Ordering Engineering among the Nanostructure Evolution Facilitates High‐Performance Li Metal Anode

Abstract Lithium (Li) metal batteries (LMBs) with extremely high energy density have emerged as highly promising candidates for next‐generation energy storage systems. However, the inferior lifespan and safety hazards hinder their practical applications, which arise from the disordered nanostructure at anodic interface, such as mosaic solid electrolyte interphase (SEI) and nonuniform Li deposition. Ordering engineering among the nanostructure evolution has emerged as a promising strategy to address these issues, which involves enhancing the structural ordering of SEI, managing the distribution and orientation of inorganic components within SEI, and optimizing the morphostructure and texture of Li deposition. Herein, recent advances in ordering engineering which effectively promote the interface ordering are systematically summarized.
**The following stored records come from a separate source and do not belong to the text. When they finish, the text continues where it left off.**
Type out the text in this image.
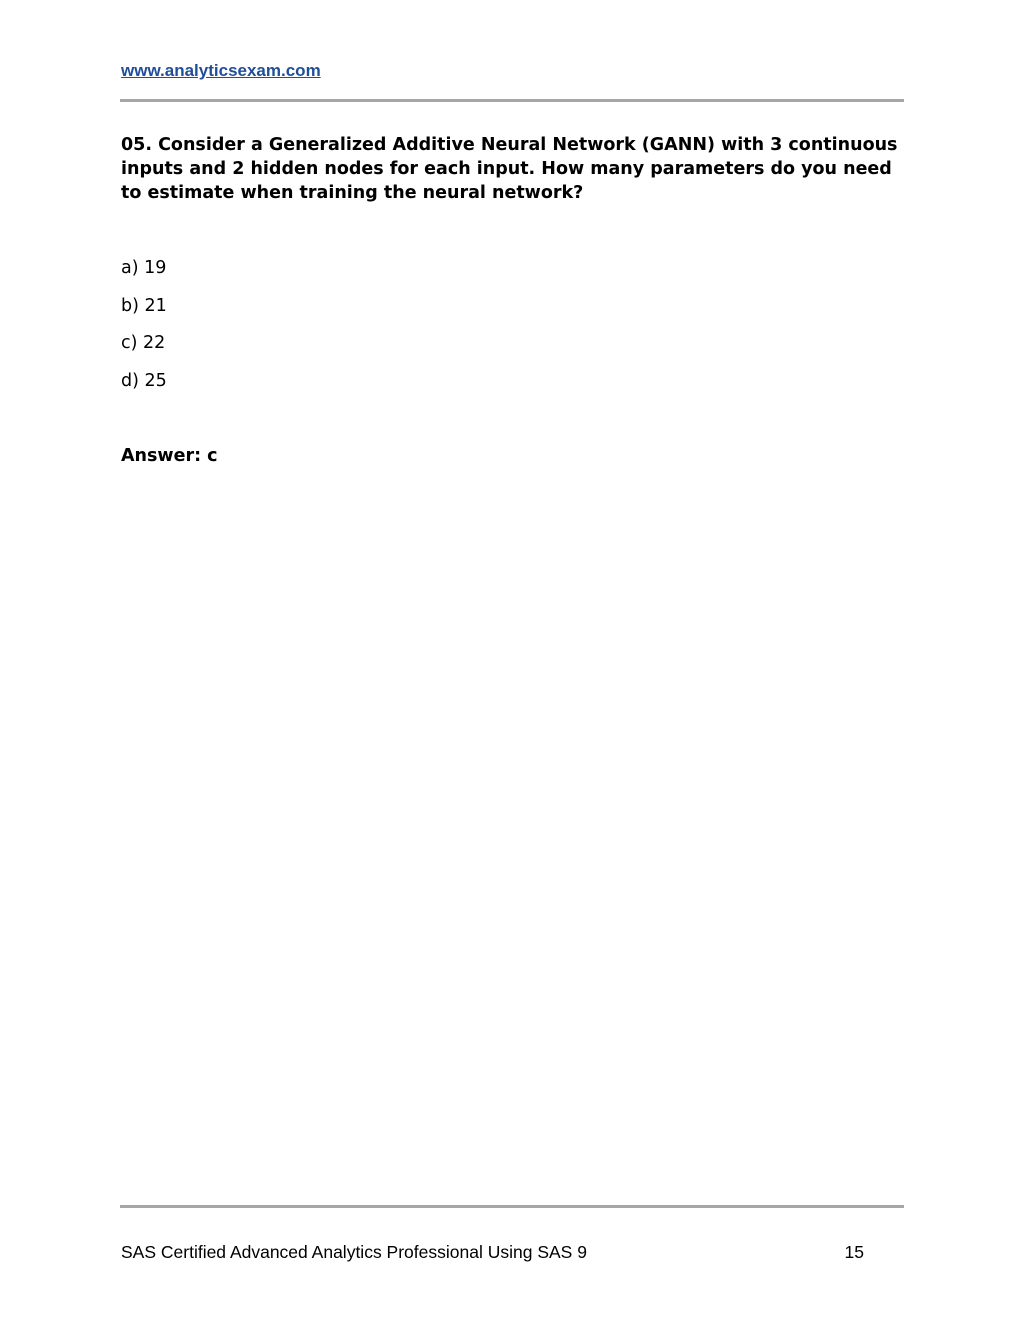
www.analyticsexam.com

05. Consider a Generalized Additive Neural Network (GANN) with 3 continuous inputs and 2 hidden nodes for each input. How many parameters do you need to estimate when training the neural network?

a) 19
b) 21
c) 22
d) 25
Answer: c
SAS Certified Advanced Analytics Professional Using SAS 9	15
The importance of constructing a multilayer SEI with oriented inorganic components and achieving strong Li texture with preferred crystal plane is highlighted. Furthermore, advanced characterization techniques employed in ordering engineering are critically reviewed. Finally, the comprehensive examination of challenges encountered in ordering engineering is presented and promising research pathways for future investigation are highlighted. This review aims to encourage discussion and research on the ordering engineering in LMBs, with the goal of enhancing cycle life and safety to accelerate their practical applications.